We should process 3D seismic using 3D concepts. This means accounting for and using azimuthal variations in the seismic response (e.g. Gray et al. 2009). Recent results from azimuthal AVO analysis (e.g. Gray and Todorovic-Marinic 2004) and shear-wave birefringence (Bale 2009) have shown that there is significant variation in azimuthal properties over small areas. The implication is that local structural effects, like faults and anticlines, dominate over regional tectonic stresses in azimuthal seismic responses. It is possible that processing algorithms that remove average properties, like surface-consistent methods, may dampen regional effects relative to local effects, but as far as I am aware this concept remains untested at this time. Regardless, there is an imprint of local structural effects on the azimuthal properties, probably caused by the opening and closing of pre-existing fractures in the rock by these local structures.
The largest azimuthal effects come from the near-surface. Examination of residual azimuthal NMO above the oil sands of Alberta have revealed up to 15 ms of residual moveout at depths of less than 200 m (e.g. Gray 2011) and more than 20 ms of birefringence at similar depths (Whale et al. 2009). There is currently some discussion as to why this apparent anisotropy is observed so shallow in the section. Various explanations include stress, fractures, heterogeneity along different azimuthal ray paths, surface topography, and so on. Regardless of their source, these effects propagate all the way down through the data and affect the ability to properly process the data and estimate amplitude attributes.
Azimuthal effects are not restricted to land data. Significant azimuthal effects have been observed in narrow-azimuth towed-streamer seismic data (e.g. Wombell et al. 2006). Application of azimuthal NMO to this seismic volume results in much better offset stacks and significant reduction of striping in timeslices.
The above discussion focuses on the use of azimuthal — that is, 3D — NMO to improve the processing of 3D seismic volumes. This tool is readily available and relatively easy to use. There are other applications where the use of 3D azimuthal concepts and the understanding that properties do vary with azimuth should help to improve the seismic image:
Azimuthal migration (Gray and Wang 2009) with azimuthal velocities (e.g. Calvert et al. 2008);
Incorporating local azimuthal variations into surface-consistent algorithms such as deconvolution, scaling, and statics;
Amplitude inversion for elastic properties (e.g. Downton and Roure 2010), noise attenuation, etc.
Bale, R (2009). Shear wave splitting applications for fracture analysis and improved imaging: some onshore examples, First Break 27 (9), 73–83, DOI 10.1190/1.9781560803362.appk.
Calvert, A, E Jenner, R Jefferson, R Bloor, N Adams, R Ramkhelawan, and C St. Clair (2008). Preserving azimuthal velocity information: Experiences with cross-spread noise attenuation and offset vector tile preSTM, SEG Expanded Abstracts 27, 207–211, DOI 10.1190/1.3054789.

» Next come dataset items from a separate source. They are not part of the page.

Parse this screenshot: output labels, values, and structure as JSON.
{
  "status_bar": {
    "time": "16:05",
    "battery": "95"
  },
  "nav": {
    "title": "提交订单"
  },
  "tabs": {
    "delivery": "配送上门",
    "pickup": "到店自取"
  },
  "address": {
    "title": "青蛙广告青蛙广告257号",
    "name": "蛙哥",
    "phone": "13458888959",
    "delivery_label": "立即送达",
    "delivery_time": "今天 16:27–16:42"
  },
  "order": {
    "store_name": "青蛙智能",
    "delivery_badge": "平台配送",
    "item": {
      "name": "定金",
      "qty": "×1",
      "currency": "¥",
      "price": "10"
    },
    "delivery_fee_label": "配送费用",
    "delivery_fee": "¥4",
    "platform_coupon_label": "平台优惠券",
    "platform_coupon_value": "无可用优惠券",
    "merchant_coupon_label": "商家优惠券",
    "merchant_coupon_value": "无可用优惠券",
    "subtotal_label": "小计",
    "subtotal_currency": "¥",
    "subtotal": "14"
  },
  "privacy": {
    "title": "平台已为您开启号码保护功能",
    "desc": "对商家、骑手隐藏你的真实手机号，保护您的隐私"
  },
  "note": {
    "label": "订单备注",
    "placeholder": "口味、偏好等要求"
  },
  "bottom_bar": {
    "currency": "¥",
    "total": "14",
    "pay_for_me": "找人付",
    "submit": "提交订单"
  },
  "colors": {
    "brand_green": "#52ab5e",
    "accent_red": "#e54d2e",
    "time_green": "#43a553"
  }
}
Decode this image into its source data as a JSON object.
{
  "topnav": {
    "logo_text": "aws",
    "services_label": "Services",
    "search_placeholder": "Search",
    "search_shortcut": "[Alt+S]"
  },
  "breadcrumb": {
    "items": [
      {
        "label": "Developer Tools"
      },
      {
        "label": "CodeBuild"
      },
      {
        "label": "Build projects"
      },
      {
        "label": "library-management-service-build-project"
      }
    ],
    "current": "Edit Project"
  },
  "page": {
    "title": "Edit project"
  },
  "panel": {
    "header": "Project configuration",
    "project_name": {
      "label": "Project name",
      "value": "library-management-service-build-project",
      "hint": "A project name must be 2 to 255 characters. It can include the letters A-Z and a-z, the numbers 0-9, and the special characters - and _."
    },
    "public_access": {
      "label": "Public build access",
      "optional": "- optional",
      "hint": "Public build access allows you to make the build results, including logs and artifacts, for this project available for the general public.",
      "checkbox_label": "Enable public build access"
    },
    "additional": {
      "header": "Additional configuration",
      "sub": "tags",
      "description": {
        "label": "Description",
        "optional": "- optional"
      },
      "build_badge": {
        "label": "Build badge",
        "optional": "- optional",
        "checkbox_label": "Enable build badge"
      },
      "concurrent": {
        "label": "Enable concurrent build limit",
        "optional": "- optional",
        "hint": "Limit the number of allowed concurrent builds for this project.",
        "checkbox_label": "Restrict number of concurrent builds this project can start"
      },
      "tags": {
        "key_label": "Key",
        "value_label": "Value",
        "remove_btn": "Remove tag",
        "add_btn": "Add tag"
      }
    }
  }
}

Downton, J and B Roure (2010). Azimuthal simultaneous elastic inversion for fracture detection, SEG Expanded Abstracts, 29, 263–267, DOI 10.1190/1.3513389.
Gray, D and D Todorovic-Marinic (2004). Fracture detection using 3D azimuthal AVO. CSEG Recorder 29 (10).
Gray, D, D Schmidt, N Nagarajappa, C Ursenbach, and J Downton (2009). An azimuthal-AVO-compliant 3D land seismic processing flow. CSPG–CSEG–CWLS Expanded Abstracts.
Gray, D and S Wang (2009). Towards an optimal work flow for azimuthal AVO. CSPG–CSEG–CWLS Expanded Abstracts.
Gray, D (2011). Oil sands: not your average seismic data. CSPG–CSEG–CWLS Expanded Abstracts.
Whale, R, R Bale, K Poplavskii, K Douglas, X Li, and C Slind (2009). Estimating and compensating for anisotropy observed in PS data for a heavy oil reservoir. SEG Expanded Abstracts 28, 1212–16. DOI: 10.1190/1.3255070.
Wombell, R (2006). Characteristics of azimuthal anisotropy in narrow azimuth marine streamer data. EAGE Expanded Abstracts 68. DOI: 10.3997/2214-4609.201402127.